Ich hoffe, Sie haben Verständnis dafür, dass ich ein wenig ins Schwärmen geraten bin. Selbst für jemanden wie mich ist es eine ziemlich überwältigende Erfahrung, plötzlich einer solchen Frau gegenüberzustehen. Aber irgendwann schaffe ich es, mich wieder zusammenzureißen.

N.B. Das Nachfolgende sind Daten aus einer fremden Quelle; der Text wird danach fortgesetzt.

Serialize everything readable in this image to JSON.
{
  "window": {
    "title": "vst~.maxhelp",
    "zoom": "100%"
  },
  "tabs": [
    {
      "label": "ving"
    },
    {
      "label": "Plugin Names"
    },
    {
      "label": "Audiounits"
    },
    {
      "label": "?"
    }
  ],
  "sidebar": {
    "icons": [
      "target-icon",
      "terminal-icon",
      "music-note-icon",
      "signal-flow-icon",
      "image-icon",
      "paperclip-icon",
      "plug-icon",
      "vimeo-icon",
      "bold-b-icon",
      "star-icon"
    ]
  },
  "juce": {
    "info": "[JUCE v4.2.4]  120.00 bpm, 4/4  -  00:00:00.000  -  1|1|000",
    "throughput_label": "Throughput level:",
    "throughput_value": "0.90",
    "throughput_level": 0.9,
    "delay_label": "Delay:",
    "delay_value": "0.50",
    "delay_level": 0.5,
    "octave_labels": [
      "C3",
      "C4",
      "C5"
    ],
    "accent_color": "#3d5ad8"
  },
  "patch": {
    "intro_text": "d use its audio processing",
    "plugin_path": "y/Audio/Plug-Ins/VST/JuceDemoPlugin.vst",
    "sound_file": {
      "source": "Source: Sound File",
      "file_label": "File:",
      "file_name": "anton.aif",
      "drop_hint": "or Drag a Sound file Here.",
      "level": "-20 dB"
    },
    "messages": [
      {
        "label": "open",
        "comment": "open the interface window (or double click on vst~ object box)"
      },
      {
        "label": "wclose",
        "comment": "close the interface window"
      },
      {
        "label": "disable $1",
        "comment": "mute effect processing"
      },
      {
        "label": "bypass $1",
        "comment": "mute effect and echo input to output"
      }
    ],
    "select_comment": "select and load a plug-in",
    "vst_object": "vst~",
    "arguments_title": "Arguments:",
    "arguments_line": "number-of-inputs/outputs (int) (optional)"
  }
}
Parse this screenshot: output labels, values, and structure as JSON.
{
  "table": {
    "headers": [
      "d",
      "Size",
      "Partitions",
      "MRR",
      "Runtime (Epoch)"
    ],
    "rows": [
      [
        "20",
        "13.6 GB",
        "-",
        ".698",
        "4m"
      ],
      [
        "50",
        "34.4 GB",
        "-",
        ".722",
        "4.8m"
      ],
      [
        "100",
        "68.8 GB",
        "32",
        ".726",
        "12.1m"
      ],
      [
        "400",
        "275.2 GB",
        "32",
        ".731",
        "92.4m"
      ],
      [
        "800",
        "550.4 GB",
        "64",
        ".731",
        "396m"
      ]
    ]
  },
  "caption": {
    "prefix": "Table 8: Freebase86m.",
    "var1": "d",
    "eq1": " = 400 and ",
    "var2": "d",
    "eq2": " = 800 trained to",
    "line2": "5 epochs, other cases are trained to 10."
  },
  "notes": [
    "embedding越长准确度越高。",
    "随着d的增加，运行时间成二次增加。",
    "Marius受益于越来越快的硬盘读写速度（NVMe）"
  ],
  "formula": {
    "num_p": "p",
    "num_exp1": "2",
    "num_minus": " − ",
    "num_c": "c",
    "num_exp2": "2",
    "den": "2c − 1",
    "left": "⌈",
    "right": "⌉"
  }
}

»Hallo, Greedy«, erwidere ich endlich ihre Begrüßung. »Ich dachte, Piloten müssten wenigstens eine Mütze tragen.«
»Die wäre mir längst vom Fahrtwind weggepustet worden«, entgegnet sie und streicht sich grinsend über die glatte Schädeldecke. »Willst du wirklich diese albernen Klamotten mit dir herumschleppen?«
»Gib dir keine Mühe«, wirft July ein, »er scheint ein ziemlich verklemmter Bursche zu sein.«
»Ich frage mich nur, was er zu verbergen hat«, sagt diese Greedy mit einem unzweideutigen Blick auf meinen Unterleib.
»Nichts Besonderes«, erwidert July mit einer wegwerfenden Handbewegung. »Du hast überhaupt nichts verpasst.«
»Bitte etwas mehr Respekt, meine Damen!«, entrüste ich mich.
Sie lachen nur. Verdammte Weiber!
July besteigt den offenen Gleiter und okkupiert beide hinteren Sitzplätze, sodass ich mich notgedrungen neben die Pilotin setzen muss. Zögernd verwickle ich Greedy in ein Gespräch über die technischen Spezifikationen des Gleiters, um mich von den biologischen Details dieser Frau abzulenken. Doch im Grunde gibt es kaum etwas Bemerkenswertes zu ihrem Gefährt zu sagen, da es sich um ein bekanntes Standardmodell handelt, das in millionenfacher Ausfertigung auf der Erde und anderen Planeten im Gebrauch ist.
Greedy lässt das Fahrzeug behutsam emporsteigen, legt sich in eine elegante Kurve und beschleunigt. Im Fahrtwind kühlt sich mein erhitztes Gemüt allmählich ab, während unter uns der Raumhafenkomplex zurückfällt. Dann gleiten wir über hellgrüne Farngraswiesen und dunklere Wälder aus Moos- und Farnbäumen dahin. Nur vereinzelt tauchen weiße Gebäude aus Betonit auf, doch dazwischen keine einzige Straße, die die nette Landschaft verschandelt hätte. Nur ein Fluss, der sich in weiten Mäandern durch das Grün schlängelt und in dem sich der dunkelblaue Himmel von Arkadia spiegelt.
Dann landen wir vor einer größeren Gebäudegruppe an einem idyllischen See. Die Frauen erklären mir, dass es sich gewissermaßen um das Zentrum von Arkadia handelt, wo sich der größte Teil der Bevölkerung des Planeten konzentriert.
»Arkadiapolis!«, prahle ich mit meinem angelesenen Wissen.
Die beiden stutzen für einen kurzen Moment, bis sie leise lachen.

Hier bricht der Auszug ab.